We use an SSH tunnel because port 3306 on the Production db instance is only accessible from the Production instances. We use a Security Group to remove access from the outside world.
On the DR db instance, create the SSH tunnel.
ssh -i ~/.ssh/dr_key -f -p 22 -N -L 13306:127.0.0.1:3306 ubuntu@$PRODUCTION_DB
PRODUCTION_DB is the public hostname of the Production db instance that we set above.
Still on the DR db instance, test the tunnel by connecting to localhost and port 13306 (notice 13306 not 3306).
mysql -h 127.0.0.1 --port 13306 -u root -p
Even though you are connecting to localhost, you are actually connecting to the Production db instance through the SSH tunnel. Use the db password of the Production db instance.
Configure Replication
Stop replication if it’s running and set the password.
mysql -u root -p$MASTER_PASSWORD -e 'STOP SLAVE'
Get the current log file and position. This is where replication will start.
master_log_file=`sudo cat $DATADIR/xtrabackup_binlog_info | awk '{print $1}'`
master_log_pos=`sudo cat $DATADIR/xtrabackup_binlog_info | awk '{print $2}'`
mysql -u root -p$MASTER_PASSWORD -e 'CHANGE MASTER TO MASTER_HOST='127.0.0.1', MASTER_PORT=13306, MASTER_USER='replication', MASTER_PASSWORD='$MASTER_PASSWORD', MASTER_LOG_FILE='$master_log_file', MASTER_LOG_POS=$master_log_pos ;'
Start replication.
mysql -u root -p$MASTER_PASSWORD -e 'START SLAVE'
To verify if replication has caught up,
mysql -u root -p$MASTER_PASSWORD -e 'SHOW SLAVE STATUSG'
You should see
Master_Host: 127.0.0.1
Master_User: replication
Master_Port: 13306
Slave_IO_Running: Yes
Slave_SQL_Running: Yes
Failover
When you failover to the DR environment, remove the replication.cnf we added earlier.

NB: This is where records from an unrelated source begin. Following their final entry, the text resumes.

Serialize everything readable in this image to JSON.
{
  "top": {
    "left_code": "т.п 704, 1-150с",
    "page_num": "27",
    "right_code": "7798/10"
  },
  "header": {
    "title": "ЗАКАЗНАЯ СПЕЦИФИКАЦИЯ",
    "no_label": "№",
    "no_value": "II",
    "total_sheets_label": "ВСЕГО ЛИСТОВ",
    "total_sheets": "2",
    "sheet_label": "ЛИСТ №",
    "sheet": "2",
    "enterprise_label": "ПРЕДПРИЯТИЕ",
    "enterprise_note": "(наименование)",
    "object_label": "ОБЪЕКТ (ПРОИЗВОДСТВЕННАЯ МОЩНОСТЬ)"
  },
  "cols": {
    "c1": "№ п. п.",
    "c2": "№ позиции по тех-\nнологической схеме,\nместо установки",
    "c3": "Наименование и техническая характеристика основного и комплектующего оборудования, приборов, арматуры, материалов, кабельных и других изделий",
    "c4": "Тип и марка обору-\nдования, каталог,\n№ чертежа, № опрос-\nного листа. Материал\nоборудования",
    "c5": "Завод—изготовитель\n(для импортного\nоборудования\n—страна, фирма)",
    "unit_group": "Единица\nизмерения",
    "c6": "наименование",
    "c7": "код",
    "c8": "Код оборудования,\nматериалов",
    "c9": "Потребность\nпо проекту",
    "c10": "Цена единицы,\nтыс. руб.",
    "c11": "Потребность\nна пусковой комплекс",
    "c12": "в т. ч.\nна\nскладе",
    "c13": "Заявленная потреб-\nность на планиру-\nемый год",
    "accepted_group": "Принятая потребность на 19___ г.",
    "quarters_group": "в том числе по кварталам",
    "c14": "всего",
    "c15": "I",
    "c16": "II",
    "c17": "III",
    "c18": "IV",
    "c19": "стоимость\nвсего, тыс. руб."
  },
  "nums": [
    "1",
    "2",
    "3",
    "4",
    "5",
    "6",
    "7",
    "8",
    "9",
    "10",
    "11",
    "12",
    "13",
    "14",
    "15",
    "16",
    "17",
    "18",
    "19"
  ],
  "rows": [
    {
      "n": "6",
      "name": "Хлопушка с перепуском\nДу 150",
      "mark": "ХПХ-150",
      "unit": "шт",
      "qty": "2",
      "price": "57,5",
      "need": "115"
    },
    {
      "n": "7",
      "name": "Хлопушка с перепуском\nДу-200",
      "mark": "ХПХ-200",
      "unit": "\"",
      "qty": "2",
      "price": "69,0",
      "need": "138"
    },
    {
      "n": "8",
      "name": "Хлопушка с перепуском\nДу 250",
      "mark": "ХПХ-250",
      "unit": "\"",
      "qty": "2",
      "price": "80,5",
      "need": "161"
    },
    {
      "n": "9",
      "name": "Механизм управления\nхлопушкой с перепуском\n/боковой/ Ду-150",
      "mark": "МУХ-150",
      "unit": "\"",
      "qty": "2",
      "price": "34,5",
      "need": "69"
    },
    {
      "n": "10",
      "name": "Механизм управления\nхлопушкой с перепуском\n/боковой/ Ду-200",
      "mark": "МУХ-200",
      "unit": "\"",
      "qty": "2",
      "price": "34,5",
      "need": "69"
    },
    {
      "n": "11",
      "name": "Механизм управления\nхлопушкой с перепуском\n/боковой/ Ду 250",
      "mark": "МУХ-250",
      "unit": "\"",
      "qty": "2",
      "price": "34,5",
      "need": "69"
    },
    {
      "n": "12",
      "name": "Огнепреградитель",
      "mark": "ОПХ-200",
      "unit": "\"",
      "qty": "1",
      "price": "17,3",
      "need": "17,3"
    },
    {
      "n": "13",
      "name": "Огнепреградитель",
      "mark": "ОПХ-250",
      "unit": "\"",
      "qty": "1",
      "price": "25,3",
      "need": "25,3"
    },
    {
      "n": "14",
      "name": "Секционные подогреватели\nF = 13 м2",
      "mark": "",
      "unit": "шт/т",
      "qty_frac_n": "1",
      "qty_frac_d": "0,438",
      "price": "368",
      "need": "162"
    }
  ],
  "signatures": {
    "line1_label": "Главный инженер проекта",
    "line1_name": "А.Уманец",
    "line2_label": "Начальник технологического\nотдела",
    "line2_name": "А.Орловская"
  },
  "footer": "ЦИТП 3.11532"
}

sudo rm /etc/mysql/conf.d/replication.cnf
Disable read-only on MySQL and stop replication.
sudo rm $DATADIR/master.info
sudo rm $DATADIR/relay-log.info
mysql -u root -p$MASTER_PASSWORD -e 'STOP SLAVE;'
mysql -u root -p$MASTER_PASSWORD -e 'RESET SLAVE ALL;'
mysql -u root -p$MASTER_PASSWORD -e 'SET GLOBAL read_only = 0;'
mysql -u root -p$MASTER_PASSWORD -e 'FLUSH PRIVILEGES;'
Point your DNS to the DR environment.